Let me therefore previously remark, that the Qualification for voting both as Freemen, and as Freeholders, ought to be raised a little. The public Good, as well as private Happiness, calls aloud for a Reformation in this Point; and none can reasonably object to such a Measure, but those who maintain the absurd, and often confuted Notion of the unalienable Rights of each Individual to be his own Legislator, and his own Director. But, I would beg Leave to observe, that this Qualification ought to be placed in such a Mediocrity of Condition, between the two Extremes of great Riches, and of wretched Poverty, that no sober, diligent, and frugal Man could well fail of raising himself by his Industry, in a Course of Years to the honourable Distinction of a Voter;—and that almost every idle, vicious, and abandoned Spendthrist would be in Danger of sinking beneath, and of being degraded from the Privilege of voting. How different from this is the Case at present!
1st.Then, the Qualification for voting as a Freeholder for the County should still be no more nominally than that of Forty Shillings a Year above all Reprisals. But in order that this Qualification might not be subject to any Fraud or Collusion, it would be necessary to insist that the Voter, or intended Voter should be assessed to the Taxes both of King and Poor, for no less a Valuation of the Premises, than the whole Sum of forty Shillings;—and that he himself ought to be in full Possession of them, and to have paid the Tax or Taxes arising from such Assessments, [Reference being had to the Books of the Collectors] a full Year before he could be entitled to give his Vote. This single Regulation would cut off three-fourths of the bad Votes usually obtruded on Sheriffs at contested Elections;—nay, it would put an End to the whole Trade of splitting Freeholds on such Occasions.
2dly.Though all Persons ought to be free as to the Exercise of any handycraft Trade, or Calling, both in Town and Country [and all Laws, and Bye-Laws to the contrary ought to be repealed] yet none but Residents in Cities and Borough Towns ought to be allowed to vote at Elections as Freemen.
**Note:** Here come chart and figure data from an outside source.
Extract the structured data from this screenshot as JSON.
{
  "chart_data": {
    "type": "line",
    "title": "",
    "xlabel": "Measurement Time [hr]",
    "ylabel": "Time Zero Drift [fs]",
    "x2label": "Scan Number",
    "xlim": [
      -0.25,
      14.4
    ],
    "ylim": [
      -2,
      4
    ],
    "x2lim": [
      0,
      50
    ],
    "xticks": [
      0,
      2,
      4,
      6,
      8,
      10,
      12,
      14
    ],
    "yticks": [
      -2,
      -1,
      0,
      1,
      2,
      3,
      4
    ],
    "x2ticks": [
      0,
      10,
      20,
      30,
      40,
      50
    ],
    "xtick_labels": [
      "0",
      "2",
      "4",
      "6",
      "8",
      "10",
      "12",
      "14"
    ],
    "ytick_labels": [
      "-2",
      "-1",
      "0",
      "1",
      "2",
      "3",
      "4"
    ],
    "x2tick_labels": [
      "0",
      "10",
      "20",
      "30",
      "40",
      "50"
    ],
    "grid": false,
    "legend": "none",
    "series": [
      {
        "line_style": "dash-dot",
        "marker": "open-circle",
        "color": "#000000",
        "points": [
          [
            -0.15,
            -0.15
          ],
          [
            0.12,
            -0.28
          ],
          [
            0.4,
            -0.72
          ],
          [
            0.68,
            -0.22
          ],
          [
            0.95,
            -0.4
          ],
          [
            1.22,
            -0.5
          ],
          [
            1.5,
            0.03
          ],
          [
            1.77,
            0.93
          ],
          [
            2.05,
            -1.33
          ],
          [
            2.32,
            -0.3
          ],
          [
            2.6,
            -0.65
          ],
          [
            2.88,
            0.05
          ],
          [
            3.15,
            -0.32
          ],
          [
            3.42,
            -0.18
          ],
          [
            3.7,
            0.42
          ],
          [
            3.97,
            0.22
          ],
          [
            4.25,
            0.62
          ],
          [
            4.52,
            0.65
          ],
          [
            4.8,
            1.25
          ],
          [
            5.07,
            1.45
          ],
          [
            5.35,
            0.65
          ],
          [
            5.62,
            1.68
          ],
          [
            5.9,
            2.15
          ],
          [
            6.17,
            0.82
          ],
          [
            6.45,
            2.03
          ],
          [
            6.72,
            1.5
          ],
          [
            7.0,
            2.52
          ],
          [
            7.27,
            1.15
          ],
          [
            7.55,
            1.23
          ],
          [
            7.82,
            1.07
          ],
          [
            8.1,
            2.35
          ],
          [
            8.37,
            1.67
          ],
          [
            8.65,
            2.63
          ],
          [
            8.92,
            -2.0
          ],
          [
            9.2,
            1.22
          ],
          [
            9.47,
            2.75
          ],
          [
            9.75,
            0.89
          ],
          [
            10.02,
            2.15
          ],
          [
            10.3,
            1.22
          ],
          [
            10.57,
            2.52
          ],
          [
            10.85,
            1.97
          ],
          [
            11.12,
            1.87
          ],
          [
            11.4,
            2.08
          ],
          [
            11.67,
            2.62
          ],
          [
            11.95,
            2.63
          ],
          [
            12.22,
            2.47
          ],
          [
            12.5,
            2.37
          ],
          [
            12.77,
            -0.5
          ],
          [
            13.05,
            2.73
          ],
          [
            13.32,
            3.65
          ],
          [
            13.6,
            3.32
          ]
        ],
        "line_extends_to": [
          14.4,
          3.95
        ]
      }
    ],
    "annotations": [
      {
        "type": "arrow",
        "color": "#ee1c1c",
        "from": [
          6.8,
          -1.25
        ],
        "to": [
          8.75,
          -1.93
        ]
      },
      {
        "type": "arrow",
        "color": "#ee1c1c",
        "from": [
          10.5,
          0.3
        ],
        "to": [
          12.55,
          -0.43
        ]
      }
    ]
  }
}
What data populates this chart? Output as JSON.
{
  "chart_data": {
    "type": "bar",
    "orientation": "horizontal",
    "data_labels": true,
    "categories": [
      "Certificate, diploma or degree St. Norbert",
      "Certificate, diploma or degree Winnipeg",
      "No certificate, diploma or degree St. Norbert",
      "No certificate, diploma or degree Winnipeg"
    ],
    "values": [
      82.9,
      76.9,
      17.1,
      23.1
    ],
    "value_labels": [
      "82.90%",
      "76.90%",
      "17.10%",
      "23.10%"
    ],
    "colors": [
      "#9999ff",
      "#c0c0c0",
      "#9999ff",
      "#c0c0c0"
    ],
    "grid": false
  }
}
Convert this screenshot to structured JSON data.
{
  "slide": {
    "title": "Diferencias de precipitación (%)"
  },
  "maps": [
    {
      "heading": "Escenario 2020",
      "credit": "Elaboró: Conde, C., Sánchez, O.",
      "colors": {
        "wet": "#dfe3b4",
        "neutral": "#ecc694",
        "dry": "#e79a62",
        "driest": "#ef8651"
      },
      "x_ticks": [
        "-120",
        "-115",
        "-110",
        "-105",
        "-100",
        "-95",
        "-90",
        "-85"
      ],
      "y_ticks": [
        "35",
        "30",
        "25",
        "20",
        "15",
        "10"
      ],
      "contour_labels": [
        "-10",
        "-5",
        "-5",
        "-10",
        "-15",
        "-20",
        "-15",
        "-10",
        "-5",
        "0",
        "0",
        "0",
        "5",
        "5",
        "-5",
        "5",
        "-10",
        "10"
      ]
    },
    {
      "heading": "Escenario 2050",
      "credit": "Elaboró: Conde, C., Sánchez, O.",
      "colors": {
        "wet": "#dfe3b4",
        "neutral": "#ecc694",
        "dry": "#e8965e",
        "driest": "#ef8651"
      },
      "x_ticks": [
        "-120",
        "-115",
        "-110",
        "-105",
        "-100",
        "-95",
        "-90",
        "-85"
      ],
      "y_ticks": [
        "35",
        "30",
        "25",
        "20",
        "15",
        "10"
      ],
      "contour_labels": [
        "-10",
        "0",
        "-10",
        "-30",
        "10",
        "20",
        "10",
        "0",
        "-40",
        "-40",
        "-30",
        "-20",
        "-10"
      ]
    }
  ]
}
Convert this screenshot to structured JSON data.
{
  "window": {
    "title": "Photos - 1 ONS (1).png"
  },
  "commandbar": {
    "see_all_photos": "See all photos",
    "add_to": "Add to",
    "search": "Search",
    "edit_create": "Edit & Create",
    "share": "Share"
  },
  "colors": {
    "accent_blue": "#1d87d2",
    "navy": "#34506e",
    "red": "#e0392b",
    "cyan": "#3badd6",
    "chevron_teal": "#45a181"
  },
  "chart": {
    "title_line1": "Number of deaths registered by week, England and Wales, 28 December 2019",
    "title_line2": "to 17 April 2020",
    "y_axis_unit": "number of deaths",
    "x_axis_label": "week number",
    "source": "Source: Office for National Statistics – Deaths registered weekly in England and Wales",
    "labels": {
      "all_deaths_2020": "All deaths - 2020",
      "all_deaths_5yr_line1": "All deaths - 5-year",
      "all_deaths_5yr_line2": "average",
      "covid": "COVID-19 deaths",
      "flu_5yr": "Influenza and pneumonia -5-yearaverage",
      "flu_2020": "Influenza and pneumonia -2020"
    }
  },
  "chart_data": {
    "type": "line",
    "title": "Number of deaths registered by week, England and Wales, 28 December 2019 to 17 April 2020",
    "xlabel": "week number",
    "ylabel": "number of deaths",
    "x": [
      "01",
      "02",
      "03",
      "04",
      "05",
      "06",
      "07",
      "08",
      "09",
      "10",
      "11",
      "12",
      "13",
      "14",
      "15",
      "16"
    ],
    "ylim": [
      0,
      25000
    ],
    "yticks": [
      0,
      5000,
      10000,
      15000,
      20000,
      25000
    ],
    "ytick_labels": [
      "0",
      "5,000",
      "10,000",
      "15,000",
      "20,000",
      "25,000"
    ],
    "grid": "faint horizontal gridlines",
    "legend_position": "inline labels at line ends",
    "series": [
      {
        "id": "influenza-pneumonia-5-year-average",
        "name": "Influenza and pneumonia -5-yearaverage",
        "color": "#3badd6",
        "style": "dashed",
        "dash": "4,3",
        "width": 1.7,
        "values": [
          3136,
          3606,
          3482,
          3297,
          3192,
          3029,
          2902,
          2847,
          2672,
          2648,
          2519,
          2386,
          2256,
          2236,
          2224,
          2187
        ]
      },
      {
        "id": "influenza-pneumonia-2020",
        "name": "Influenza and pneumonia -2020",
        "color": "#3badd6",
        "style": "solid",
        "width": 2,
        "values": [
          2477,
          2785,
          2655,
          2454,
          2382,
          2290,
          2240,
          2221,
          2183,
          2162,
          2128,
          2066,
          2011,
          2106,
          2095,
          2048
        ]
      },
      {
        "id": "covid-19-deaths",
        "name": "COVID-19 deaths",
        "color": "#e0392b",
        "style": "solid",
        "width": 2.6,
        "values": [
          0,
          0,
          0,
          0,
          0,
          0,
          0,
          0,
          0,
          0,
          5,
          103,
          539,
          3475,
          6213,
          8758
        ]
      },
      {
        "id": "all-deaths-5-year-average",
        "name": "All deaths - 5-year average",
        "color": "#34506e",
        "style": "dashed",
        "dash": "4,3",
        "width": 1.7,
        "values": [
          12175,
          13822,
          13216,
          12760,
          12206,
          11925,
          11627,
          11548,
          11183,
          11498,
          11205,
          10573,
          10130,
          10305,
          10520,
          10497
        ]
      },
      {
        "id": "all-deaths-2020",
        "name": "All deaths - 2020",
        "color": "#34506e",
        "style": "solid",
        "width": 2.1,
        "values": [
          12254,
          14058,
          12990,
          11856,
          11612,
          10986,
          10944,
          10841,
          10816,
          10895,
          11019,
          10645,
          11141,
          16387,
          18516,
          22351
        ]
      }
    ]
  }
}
And the legal Qualification of a Resident, to entitle him to be considered as a voting Freeman, ought to be the having paid Scot and Lot in such Town or City in his own Person, and for his own Property, [Reference being had to the Collectors Book] for one clear Year, preceding the Time on which he tenders his Vote. Nevertheless all Men, free or not free, resident, or Absentees, who have Freeholds within the Precincts, Liberties, or Boundaries of such Cities, or Borough Towns, ought likewise to be entitled to the Privilege of voting for Representatives in Parliament;—provided that their Freeholds come within the Description of the full Sum of forty Shillings above-mentioned:—It being very evident that the Interest of such Freeholder, generally speaking, is more permanent, and local, than that of a mere Freeman paying Scot and Lot. Now here again, the whole System of electioneering Bribes, and of Borough-Brokage, would in a Manner be annihilated by this single Regulation;—and the remaining Evils be so very few in Comparison, as hardly to deserve our Notice.—So much as to the Qualification of Voters.